Gail Kelly, Australia’s best paid CEO of a major bank, is stepping down as head of Westpac.
This comes a day after Westpac’s annual report revealed she was the highest paid head of a bank in Australia with a $12.8 million annual salary package.
The 58-year-old South African-born Australian businesswoman in 2008 became the first female CEO of a major Australian bank.
A mother of four children including triplets, Kelly is known for her relentless work ethic (she sleeps around four hours a night).
During her tenure the value of the company has more than doubled, with market capitalisation increasing from just under $50 billion to around $104 billion. Kelly, who has been rated by Forbes as among the 100 most powerful women in the world, will retire from the bank on February 1.
She will be replaced by Brian Hartzer, currently Chief Executive of Westpac’s Australian Financial Services. He was previously a senior executive at RBS and ANZ, where he was CEO for Australia.
Kelly says it had been a great honour to be the CEO of Wetpac.
“It has been an amazing seven years, during which time Westpac has fundamentally transformed and grown,” she says.
“I am very proud of how we tackled the stresses and challenges of the Global Financial Crisis, supporting our customers while at the same time materially strengthening our balance sheet. As our recent results show, the Westpac Group is very well positioned with strong momentum and a high quality team.”
Kelly was at the forefront of the Australian banking industry’s explanation for the higher cost of borrowing in the wake of the GFC, appearing regularly on television shows such as ABC’s Q&A.
Westpac this month announced a full year record cash profit of $7.628 billion, up 8% and better than expectations by three percentage points.
In a statement to the ASX, Westpac chairman Lindsay Maxsted said: “Gail is one of Australia’s most successful CEOs. She was appointed as the Global Financial Crisis was unfolding and her leadership and dedication has seen Westpac emerge a stronger and better company. During her tenure the value of the company has more than doubled, with market capitalisation increasing from just under $50 billion to around $104 billion.”

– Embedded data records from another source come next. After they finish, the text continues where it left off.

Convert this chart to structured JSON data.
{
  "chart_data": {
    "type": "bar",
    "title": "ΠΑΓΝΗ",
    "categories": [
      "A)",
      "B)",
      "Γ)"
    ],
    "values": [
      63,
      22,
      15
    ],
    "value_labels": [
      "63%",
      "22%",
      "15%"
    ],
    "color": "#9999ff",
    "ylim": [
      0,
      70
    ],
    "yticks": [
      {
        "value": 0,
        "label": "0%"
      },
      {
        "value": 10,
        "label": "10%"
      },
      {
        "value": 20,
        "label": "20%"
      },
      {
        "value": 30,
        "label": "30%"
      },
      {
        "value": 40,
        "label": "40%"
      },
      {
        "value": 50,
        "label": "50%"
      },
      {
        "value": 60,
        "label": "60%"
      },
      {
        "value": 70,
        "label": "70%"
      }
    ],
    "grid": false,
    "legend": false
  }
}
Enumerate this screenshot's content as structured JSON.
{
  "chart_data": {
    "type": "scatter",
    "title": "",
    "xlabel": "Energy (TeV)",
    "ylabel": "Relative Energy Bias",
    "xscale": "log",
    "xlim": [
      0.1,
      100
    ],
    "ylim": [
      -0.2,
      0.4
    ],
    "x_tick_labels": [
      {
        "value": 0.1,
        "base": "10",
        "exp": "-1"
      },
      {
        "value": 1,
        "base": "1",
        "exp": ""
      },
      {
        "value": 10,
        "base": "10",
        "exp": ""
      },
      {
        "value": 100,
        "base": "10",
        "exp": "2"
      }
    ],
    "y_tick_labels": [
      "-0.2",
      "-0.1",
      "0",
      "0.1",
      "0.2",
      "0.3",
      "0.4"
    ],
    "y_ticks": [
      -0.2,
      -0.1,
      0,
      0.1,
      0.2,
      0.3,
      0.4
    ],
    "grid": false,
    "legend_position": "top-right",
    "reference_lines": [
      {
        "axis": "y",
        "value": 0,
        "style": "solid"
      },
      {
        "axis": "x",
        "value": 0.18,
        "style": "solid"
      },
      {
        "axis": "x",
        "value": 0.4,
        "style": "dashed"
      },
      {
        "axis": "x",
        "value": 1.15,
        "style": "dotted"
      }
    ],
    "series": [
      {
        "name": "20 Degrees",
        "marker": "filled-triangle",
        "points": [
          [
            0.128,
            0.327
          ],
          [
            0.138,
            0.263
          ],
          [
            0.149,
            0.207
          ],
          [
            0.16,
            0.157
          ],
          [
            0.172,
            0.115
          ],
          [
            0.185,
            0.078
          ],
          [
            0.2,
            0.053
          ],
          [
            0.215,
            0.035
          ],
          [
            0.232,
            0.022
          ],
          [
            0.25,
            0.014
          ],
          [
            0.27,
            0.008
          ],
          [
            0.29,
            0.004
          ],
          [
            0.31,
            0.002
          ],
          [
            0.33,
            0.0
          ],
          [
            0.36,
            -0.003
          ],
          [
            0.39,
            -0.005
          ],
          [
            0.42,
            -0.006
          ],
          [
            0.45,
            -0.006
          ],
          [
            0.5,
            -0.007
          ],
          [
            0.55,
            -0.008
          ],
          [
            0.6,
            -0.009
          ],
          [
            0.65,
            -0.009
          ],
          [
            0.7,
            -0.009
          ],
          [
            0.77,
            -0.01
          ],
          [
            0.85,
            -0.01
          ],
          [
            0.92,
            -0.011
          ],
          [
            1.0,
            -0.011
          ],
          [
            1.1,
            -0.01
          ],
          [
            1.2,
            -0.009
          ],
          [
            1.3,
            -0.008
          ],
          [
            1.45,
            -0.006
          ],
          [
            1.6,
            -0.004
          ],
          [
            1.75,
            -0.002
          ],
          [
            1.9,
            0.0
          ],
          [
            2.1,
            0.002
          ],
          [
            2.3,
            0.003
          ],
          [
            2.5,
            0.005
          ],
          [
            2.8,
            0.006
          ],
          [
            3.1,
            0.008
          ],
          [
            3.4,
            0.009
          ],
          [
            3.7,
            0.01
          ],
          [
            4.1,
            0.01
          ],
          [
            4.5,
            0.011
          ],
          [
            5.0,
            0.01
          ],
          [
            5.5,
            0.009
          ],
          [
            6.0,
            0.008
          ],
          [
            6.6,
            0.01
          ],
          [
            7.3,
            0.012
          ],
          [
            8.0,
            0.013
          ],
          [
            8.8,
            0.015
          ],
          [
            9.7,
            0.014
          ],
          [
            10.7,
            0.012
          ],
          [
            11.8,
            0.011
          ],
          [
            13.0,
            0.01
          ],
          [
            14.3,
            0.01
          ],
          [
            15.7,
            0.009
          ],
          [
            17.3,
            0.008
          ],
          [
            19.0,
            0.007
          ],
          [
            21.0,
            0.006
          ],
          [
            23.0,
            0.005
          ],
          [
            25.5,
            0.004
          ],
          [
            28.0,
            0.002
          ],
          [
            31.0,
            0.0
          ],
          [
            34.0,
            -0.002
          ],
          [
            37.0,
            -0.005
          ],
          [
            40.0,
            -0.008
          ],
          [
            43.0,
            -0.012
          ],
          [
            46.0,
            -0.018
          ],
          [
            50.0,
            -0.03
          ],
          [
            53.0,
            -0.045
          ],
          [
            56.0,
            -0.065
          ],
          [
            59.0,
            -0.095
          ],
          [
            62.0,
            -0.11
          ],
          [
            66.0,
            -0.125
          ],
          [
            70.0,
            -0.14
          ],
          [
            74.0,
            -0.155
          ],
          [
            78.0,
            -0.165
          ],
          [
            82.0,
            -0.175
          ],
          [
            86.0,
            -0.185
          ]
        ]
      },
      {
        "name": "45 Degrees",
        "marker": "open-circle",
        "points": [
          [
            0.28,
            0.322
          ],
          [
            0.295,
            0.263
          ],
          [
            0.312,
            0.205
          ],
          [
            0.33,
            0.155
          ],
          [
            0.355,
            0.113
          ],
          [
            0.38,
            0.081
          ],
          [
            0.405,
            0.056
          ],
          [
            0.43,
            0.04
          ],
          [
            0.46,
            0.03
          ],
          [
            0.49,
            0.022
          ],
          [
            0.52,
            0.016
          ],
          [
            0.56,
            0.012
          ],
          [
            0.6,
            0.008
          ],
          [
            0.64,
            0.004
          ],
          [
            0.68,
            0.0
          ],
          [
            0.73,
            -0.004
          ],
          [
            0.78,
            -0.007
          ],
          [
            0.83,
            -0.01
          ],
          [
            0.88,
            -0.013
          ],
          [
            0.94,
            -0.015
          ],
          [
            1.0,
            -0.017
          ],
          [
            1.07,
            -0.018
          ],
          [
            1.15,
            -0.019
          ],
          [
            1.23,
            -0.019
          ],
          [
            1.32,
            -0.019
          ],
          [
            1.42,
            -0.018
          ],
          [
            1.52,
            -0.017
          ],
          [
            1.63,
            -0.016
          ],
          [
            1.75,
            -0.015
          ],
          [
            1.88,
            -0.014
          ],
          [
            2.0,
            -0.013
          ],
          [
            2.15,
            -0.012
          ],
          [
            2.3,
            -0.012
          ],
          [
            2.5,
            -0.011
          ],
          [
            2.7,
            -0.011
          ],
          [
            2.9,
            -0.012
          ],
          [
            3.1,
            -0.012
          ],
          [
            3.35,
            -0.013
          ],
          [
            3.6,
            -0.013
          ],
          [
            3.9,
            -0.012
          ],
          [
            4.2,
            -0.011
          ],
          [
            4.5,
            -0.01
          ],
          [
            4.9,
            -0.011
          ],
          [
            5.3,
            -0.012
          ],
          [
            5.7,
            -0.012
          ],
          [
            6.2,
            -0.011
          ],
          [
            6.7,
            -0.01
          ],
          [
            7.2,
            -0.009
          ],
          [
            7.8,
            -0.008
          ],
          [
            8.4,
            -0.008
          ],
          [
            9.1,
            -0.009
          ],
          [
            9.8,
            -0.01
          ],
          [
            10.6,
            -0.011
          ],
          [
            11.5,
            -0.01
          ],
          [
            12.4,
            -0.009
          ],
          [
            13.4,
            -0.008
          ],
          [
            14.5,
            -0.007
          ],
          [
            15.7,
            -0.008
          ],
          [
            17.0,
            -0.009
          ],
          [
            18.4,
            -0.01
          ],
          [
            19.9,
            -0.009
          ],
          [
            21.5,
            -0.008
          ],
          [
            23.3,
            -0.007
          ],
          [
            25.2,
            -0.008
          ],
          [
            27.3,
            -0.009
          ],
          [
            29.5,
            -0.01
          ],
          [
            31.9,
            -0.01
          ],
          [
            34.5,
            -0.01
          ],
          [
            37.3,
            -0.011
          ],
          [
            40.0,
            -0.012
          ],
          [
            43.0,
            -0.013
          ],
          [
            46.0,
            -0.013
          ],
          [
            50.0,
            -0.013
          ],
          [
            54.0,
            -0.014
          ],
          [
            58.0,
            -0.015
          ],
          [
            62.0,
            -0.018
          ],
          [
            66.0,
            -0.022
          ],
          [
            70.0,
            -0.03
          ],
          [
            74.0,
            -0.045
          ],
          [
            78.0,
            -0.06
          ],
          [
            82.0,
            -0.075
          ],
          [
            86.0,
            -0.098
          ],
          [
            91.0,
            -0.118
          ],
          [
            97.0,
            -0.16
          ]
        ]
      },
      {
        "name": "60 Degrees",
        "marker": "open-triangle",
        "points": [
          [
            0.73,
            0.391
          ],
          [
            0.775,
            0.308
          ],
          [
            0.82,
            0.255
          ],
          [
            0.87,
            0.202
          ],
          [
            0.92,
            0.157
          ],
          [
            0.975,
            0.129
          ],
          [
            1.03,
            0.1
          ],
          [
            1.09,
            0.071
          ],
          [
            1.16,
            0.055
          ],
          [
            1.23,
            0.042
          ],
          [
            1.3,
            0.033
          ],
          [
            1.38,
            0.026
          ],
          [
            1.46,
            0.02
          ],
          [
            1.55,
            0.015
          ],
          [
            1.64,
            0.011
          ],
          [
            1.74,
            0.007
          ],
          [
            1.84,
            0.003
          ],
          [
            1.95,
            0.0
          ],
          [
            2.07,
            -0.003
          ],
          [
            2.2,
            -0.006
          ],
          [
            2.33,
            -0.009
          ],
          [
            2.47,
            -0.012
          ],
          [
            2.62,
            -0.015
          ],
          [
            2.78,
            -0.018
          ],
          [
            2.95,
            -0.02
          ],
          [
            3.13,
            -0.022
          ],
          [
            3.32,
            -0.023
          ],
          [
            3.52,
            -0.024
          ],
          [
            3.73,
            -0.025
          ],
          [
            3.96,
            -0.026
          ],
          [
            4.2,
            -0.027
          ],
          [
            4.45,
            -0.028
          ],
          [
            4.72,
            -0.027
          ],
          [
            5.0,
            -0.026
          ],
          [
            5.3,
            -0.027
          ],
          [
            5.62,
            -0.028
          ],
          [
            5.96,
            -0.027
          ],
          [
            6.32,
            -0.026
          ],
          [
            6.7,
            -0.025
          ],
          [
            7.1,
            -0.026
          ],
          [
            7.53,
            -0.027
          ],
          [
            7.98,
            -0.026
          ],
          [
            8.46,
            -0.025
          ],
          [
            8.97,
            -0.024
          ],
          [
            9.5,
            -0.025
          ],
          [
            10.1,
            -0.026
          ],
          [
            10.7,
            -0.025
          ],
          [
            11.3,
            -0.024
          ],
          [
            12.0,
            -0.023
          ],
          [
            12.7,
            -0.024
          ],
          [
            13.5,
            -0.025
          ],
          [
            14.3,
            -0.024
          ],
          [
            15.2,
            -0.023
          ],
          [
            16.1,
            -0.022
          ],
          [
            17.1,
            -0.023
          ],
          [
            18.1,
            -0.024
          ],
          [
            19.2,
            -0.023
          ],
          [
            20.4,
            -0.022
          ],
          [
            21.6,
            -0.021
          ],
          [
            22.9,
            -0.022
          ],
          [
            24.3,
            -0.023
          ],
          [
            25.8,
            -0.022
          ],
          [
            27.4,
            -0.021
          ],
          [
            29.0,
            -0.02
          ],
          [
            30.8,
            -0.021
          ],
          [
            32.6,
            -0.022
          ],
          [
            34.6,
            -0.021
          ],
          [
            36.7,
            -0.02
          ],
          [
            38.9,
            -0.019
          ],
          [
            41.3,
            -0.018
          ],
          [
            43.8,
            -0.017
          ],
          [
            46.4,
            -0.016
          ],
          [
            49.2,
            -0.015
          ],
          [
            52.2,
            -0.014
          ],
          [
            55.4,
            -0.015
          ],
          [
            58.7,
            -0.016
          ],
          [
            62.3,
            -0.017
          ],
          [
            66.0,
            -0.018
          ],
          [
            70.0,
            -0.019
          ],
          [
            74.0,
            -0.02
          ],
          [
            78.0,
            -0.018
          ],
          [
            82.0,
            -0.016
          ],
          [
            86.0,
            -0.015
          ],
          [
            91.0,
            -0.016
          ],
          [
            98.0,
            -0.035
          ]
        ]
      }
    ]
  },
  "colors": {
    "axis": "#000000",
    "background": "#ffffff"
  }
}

Maxsted said Hartzer had been appointed after looking at local and international candidates, and was “a world class executive who brings to the role a deep knowledge of banking and financial services, both in Australia and globally.”
“Brian’s passion for customers and people is evident in everything he does, with AFS making significant headway in customer satisfaction and employee engagement under his stewardship,” Maxsted said. “He has ensured that AFS has a clear strategy and strong management team. He is an inclusive leader who has demonstrated an innate ability to unite people behind a common purpose.”